About 40,000 people just lost unemployment benefits in Illinois. Here’s why, and who will lose them next.

Roughly 40,000 self-employed workers in Illinois have lost access to jobless aid after a federal extension ended last month, and more could lose benefits soon.

An improvement in the state’s unemployment rate has triggered an end to seven weeks of extended benefits for recipients of the federal Pandemic Unemployment Assistance program, according to the state’s Department of Employment Security. Those affected include gig workers and people who are unable to work because of certain health or financial consequences caused by the coronavirus pandemic.

People who had been collecting benefits under the extension received their final payments last week, said Kristin Richards, acting director for the state’s unemployment agency.

Under the federal pandemic relief legislation enacted last spring, self-employed workers are allowed additional weeks of benefits when their state is in a period of high unemployment, but the extension ends once the unemployment rates improves.

The high unemployment period is triggered when the average seasonally adjusted unemployment rate over a three-month period is 8% or higher and meets certain other conditions, according to IDES.

The state announced in August additional weeks of benefits would be available in Illinois because the state had entered a period of high unemployment.

The most recent three-month average is for October through December, when the rate in Illinois was 7.3%, according to the Center on Budget and Policy Priorities, a Washington, D.C.-based research organization.

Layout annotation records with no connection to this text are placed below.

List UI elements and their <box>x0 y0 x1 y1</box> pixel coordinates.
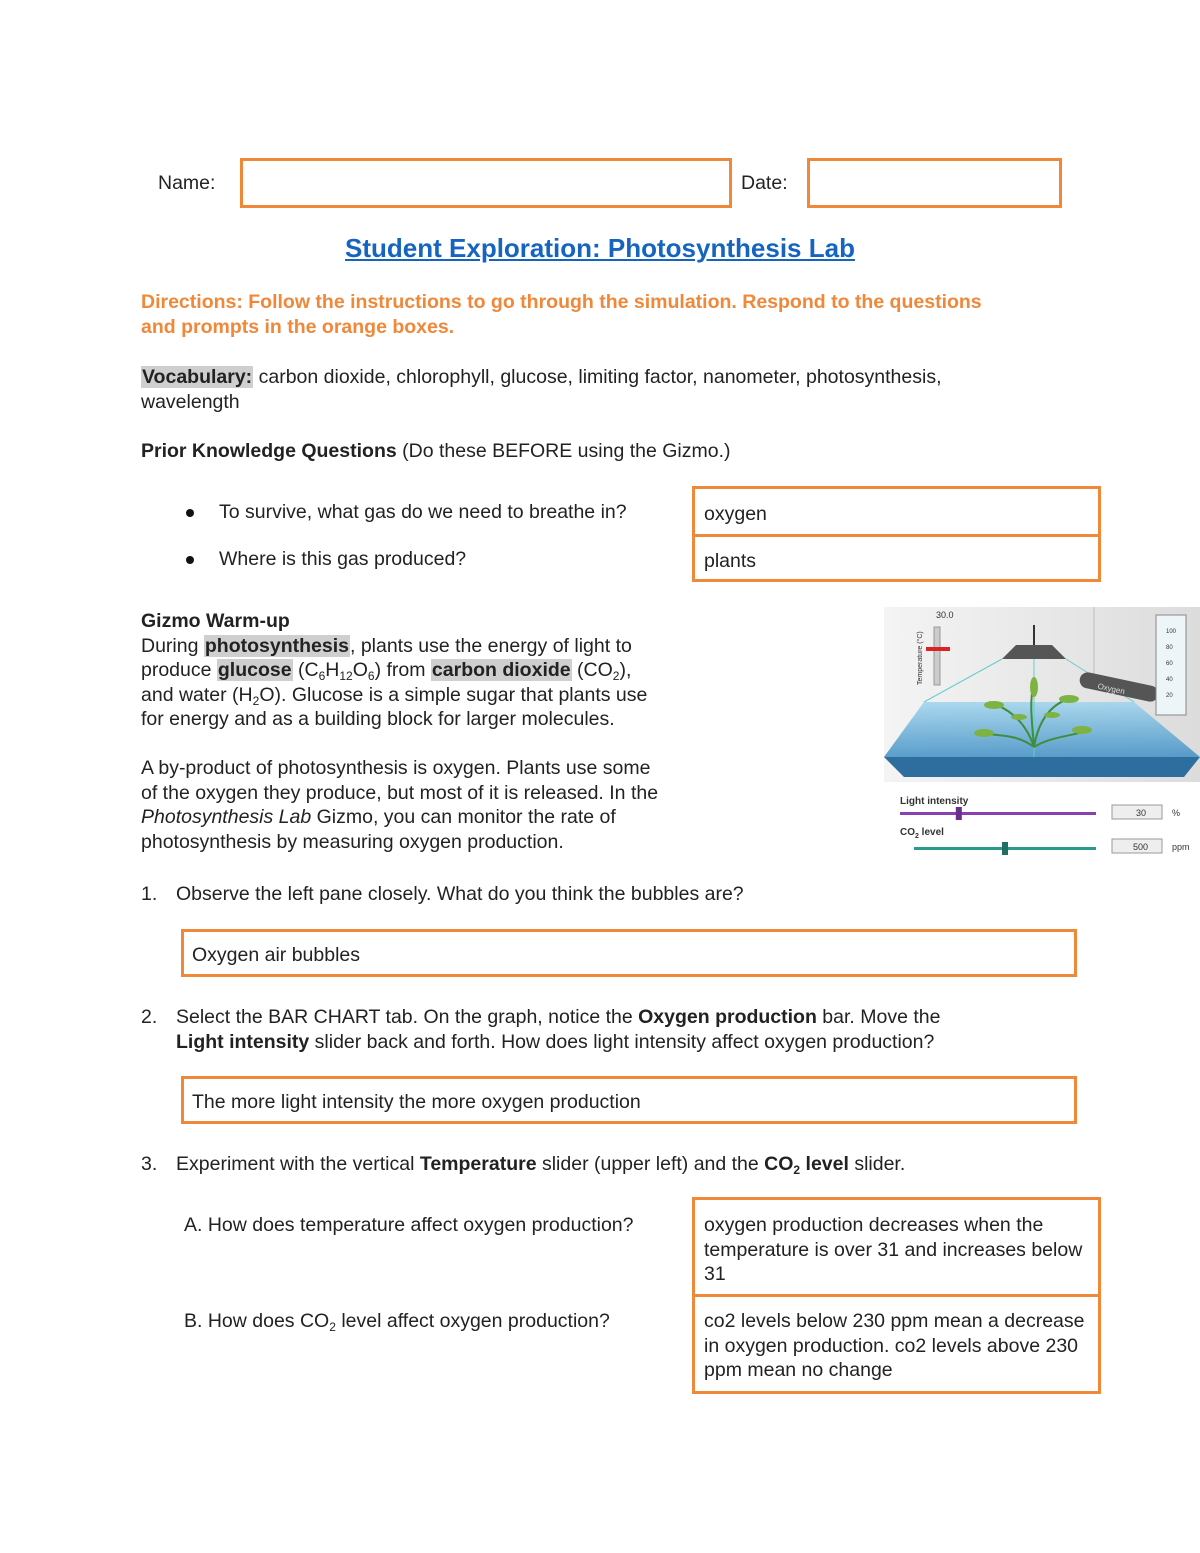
temperature-handle <box>926 647 950 651</box>
question-1-text: Observe the left pane closely. What do you think the bubbles are? <box>176 883 744 905</box>
light-intensity-label: Light intensity <box>900 796 969 807</box>
question-3-text: Experiment with the vertical Temperature slider (upper left) and the $CO_2$ level slider. <box>176 1153 906 1177</box>
answer-1: Oxygen air bubbles <box>192 944 361 966</box>
page-title: Student Exploration: Photosynthesis Lab <box>345 233 855 263</box>
prior-knowledge-heading: Prior Knowledge Questions <box>141 440 397 462</box>
question-3a-label: A. How does temperature affect oxygen production? <box>184 1214 634 1236</box>
svg-text:100: 100 <box>1166 629 1177 635</box>
name-label: Name: <box>158 172 216 194</box>
light-intensity-value: 30 <box>1135 808 1146 818</box>
co2-level-handle[interactable] <box>1002 842 1008 855</box>
gizmo-screenshot <box>884 607 1200 862</box>
question-3-answers-box[interactable] <box>692 1197 1101 1394</box>
oxygen-label: Oxygen <box>1096 681 1126 697</box>
light-intensity-track <box>900 812 1096 815</box>
svg-text:80: 80 <box>1166 645 1173 651</box>
answer-3a: oxygen production decreases when the temperature is over 31 and increases below 31 <box>704 1214 1083 1285</box>
answer-2-box[interactable] <box>181 1076 1077 1124</box>
warmup-section <box>141 609 861 854</box>
vocabulary-terms: carbon dioxide, chlorophyll, glucose, limiting factor, nanometer, photosynthesis, wavelength <box>141 366 942 413</box>
question-2-text: Select the BAR CHART tab. On the graph, notice the Oxygen production bar. Move the Light intensity slider back and forth. How does light intensity affect oxygen production? <box>176 1006 941 1053</box>
vocabulary-label: Vocabulary: <box>142 366 253 388</box>
svg-text:20: 20 <box>1166 693 1173 699</box>
box-divider <box>695 1294 1098 1297</box>
svg-text:40: 40 <box>1166 677 1173 683</box>
term-photosynthesis: photosynthesis <box>204 634 349 657</box>
term-glucose: glucose <box>217 659 292 681</box>
answer-1-box[interactable] <box>181 929 1077 977</box>
co2-level-label: $CO_2$ level <box>900 827 944 840</box>
answer-2: The more light intensity the more oxygen production <box>192 1091 641 1113</box>
question-number: 3. <box>141 1153 158 1175</box>
warmup-paragraph-1: During photosynthesis, plants use the energy of light to produce glucose $(C_6H_{12}O_6)$ from carbon dioxide $(CO_2)$, and water $(H_2O)$. Glucose is a simple sugar that plants use for energy and as a building block for larger molecules. <box>141 634 648 730</box>
bullet-dot <box>186 509 194 517</box>
co2-level-unit: ppm <box>1172 842 1190 852</box>
prior-knowledge-note: (Do these BEFORE using the Gizmo.) <box>402 440 731 462</box>
answer-3b: co2 levels below 230 ppm mean a decrease in oxygen production. co2 levels above 230 ppm mean no change <box>704 1310 1085 1381</box>
prior-question-1: To survive, what gas do we need to breathe in? <box>219 501 627 523</box>
date-label: Date: <box>741 172 788 194</box>
temperature-track <box>934 627 940 685</box>
prior-answers-box[interactable] <box>692 486 1101 582</box>
vocabulary <box>141 365 1041 414</box>
prior-question-2: Where is this gas produced? <box>219 548 467 570</box>
question-3b-label: B. How does $CO_2$ level affect oxygen production? <box>184 1310 610 1334</box>
svg-text:60: 60 <box>1166 661 1173 667</box>
prior-answer-1: oxygen <box>704 503 767 525</box>
tank-base <box>884 757 1200 777</box>
date-field[interactable] <box>807 158 1062 208</box>
light-intensity-unit: % <box>1172 808 1181 818</box>
warmup-paragraph-2: A by-product of photosynthesis is oxygen. Plants use some of the oxygen they produce, but most of it is released. In the Photosynthesis Lab Gizmo, you can monitor the rate of photosynthesis by measuring oxygen production. <box>141 757 659 853</box>
name-field[interactable] <box>240 158 732 208</box>
prior-knowledge-heading-row <box>141 439 731 464</box>
warmup-heading: Gizmo Warm-up <box>141 610 290 632</box>
temperature-axis-label: Temperature (°C) <box>917 631 924 685</box>
directions: Directions: Follow the instructions to go through the simulation. Respond to the questions and prompts in the orange boxes. <box>141 291 982 338</box>
gizmo-illustration <box>884 607 1200 862</box>
prior-answer-2: plants <box>704 550 757 572</box>
question-number: 1. <box>141 883 158 905</box>
bullet-dot <box>186 556 194 564</box>
box-divider <box>695 534 1098 537</box>
question-number: 2. <box>141 1006 158 1028</box>
temperature-value: 30.0 <box>936 610 954 620</box>
term-carbon-dioxide: carbon dioxide <box>431 659 571 681</box>
light-intensity-handle[interactable] <box>956 807 962 820</box>
co2-level-value: 500 <box>1132 842 1148 852</box>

The change means the maximum amount of weeks self-employed workers can collect unemployment insurance has dropped to 50 weeks from 57, so more of those workers will lose benefits as they hit the 50-week mark. The state is in the process of notifying those whose benefits are exhausted.

The drop in the state’s unemployment rate also means that extended benefits for people receiving regular state unemployment assistance will drop from 20 to 13 weeks. People who exhaust those 13 weeks can transfer over to the federal Pandemic Emergency Unemployment Compensation program, which provides up to 11 weeks of benefits under an extension approved by Congress in December.

But self-employed workers who have exhausted their benefits currently aren’t eligible for other programs, Richards said.

The clock is ticking even for those who are eligible for other federal programs. Several pandemic unemployment programs Congress extended in December are set to expire March 14, including the Pandemic Emergency Unemployment Compensation program.

The U.S. Senate is sorting through final details on a $1.9 trillion relief package that would extend them through Aug. 29.

“We need to see activity from Congress quickly,” Richards said Wednesday. “I’m a little concerned that program changes will result in states’ unemployment agencies having to update their systems and test those systems and train their staff.”